No entanto, existem limitações:
- Variabilidade da resposta — nem todos os pacientes respondem igualmente; alguns mantêm crises frequentes apesar de CBD;
- Efeitos adversos — embora na maioria leves ou moderados, destacam‐se elevações de enzimas hepáticas, especialmente em combinação com valproato; sedação/sonolência, interações farmacológicas, necessidades de ajustes de dose;
- Falta de dados sobre formulações que contenham THC ou uso prolongado em diferentes faixas etárias, bem como efeitos a longo prazo sobre desenvolvimento cognitivo, aprendizado, motor etc.;
- Padronização — diferentes produtos, pureza, potência, regulação variam muito entre países e mesmo entre estudos;
- Custos e acesso — barreiras regulatórias, registro, aprovação por órgãos sanitários, financiamento público etc.
Implicações Práticas
No contexto do SUS de São Paulo:
- A Lei estadual nº 17.618/2023 regulamentou que os medicamentos à base de cannabis, em especial canabidiol, serão disponibilizados gratuitamente para pacientes com Síndrome de Dravet, Síndrome de Lennox-Gastaut e Esclerose Tuberosa, desde que os medicamentos tenham registro na Anvisa e no país de origem, e mediante prescrição médica e outros critérios. (BOL)
- Para acesso, será necessário laudo médico, prescrição justificando uso, exames laboratoriais e de EEG, presença nos formulários oficiais, além de comprovação da impossibilidade de aquisição no sistema privado. (Biblioteca Jurídica)

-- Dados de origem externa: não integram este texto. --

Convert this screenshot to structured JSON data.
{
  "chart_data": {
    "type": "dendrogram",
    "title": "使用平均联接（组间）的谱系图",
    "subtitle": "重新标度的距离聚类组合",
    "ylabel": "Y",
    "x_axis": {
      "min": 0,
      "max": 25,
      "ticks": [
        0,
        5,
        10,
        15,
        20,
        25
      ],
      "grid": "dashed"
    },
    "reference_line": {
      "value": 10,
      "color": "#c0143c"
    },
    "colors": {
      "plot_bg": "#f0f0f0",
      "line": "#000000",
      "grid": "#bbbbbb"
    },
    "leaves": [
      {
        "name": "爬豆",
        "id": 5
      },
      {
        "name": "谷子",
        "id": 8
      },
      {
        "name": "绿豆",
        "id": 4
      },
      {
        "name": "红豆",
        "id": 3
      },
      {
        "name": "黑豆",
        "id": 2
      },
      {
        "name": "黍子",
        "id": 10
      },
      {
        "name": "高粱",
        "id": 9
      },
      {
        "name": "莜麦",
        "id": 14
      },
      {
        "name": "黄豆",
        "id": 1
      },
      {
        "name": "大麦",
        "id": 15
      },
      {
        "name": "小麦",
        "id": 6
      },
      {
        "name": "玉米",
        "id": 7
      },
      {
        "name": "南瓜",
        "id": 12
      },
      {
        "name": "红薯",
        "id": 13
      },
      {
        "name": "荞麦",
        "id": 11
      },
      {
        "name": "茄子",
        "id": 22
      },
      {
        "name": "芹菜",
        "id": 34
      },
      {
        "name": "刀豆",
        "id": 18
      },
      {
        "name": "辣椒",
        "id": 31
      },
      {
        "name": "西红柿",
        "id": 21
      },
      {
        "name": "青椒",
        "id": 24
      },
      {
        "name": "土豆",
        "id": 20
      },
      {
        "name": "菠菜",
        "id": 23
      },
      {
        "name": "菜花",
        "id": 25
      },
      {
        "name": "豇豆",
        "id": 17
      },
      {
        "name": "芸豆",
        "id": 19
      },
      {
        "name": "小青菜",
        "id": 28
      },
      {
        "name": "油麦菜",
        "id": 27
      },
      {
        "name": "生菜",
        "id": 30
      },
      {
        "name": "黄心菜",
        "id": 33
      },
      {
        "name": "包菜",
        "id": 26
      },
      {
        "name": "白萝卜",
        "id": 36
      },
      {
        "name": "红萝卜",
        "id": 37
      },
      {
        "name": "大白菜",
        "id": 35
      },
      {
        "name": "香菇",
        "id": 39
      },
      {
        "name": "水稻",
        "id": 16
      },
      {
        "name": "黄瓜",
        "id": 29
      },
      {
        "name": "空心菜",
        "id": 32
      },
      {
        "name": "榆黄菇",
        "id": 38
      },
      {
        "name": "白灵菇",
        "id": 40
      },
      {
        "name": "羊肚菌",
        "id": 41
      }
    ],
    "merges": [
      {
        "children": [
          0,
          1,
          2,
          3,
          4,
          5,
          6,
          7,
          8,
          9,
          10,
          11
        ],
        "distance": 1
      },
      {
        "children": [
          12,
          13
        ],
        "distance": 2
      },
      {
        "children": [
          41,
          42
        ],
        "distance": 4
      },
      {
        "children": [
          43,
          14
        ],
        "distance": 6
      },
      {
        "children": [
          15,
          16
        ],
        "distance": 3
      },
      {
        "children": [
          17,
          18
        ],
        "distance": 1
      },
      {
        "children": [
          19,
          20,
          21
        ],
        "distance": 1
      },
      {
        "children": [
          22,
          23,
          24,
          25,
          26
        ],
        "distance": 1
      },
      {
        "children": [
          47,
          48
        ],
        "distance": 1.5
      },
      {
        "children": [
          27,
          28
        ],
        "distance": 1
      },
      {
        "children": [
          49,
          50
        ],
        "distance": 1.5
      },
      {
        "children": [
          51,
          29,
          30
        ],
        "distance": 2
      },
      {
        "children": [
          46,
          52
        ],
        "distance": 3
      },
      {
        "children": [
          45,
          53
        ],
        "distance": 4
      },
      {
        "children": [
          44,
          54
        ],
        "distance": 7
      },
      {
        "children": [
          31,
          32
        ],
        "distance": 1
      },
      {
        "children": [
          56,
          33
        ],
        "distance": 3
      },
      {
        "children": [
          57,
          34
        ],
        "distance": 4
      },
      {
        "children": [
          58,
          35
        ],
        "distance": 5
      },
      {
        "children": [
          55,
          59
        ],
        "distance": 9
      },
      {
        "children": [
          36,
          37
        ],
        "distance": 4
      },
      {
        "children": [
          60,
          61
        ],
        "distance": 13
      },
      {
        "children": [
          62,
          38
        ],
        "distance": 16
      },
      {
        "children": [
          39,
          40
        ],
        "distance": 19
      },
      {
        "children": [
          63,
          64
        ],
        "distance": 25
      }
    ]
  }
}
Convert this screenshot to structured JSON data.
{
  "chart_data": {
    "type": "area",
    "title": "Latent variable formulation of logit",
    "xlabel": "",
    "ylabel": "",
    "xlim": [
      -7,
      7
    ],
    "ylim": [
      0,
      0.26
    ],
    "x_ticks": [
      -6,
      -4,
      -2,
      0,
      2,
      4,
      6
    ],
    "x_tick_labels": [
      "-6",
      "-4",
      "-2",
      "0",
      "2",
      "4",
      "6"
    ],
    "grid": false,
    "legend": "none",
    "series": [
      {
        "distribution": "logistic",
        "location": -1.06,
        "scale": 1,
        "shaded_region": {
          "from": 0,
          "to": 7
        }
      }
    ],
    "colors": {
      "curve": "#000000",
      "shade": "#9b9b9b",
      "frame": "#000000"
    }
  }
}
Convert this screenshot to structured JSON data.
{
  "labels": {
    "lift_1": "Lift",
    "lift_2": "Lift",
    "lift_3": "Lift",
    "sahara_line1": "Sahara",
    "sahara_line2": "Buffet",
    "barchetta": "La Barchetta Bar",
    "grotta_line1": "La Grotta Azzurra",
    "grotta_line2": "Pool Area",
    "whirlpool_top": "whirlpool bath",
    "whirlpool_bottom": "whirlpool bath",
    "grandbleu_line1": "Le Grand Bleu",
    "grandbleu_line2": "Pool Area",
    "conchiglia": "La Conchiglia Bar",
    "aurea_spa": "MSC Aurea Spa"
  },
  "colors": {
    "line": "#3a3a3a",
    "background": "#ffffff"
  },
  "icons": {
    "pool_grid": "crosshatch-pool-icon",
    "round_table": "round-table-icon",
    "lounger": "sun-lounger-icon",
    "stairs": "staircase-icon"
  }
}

- Número de doses, formulação precisa, monitoramento laboratorial (ex.: enzimas hepáticas, função renal, interações medicamentosas, ajuste de dose com base em tolerância e resposta) será fundamental para segurança e eficácia.
Conclusão
As evidências científicas atuais suportam fortemente o uso do CBD como terapia adjuvante para Síndrome de Dravet, apresentando reduções clínicas significativas de crises convulsivas e melhoras em qualidade de vida, com perfil de segurança aceitável quando bem monitorado. A implementação dessa terapia no SUS de São Paulo representa avanço importante, embora mereça continuidade em pesquisa para:
- definição de protocolos padronizados de dosagem;
- avaliação de impacto cognitivo e de longo prazo;
- investigação de formulações que contenham THC ou extratos completos da planta;
- monitoramento de segurança nos contextos reais de uso (farmácias especializadas, registro de eventos adversos etc.).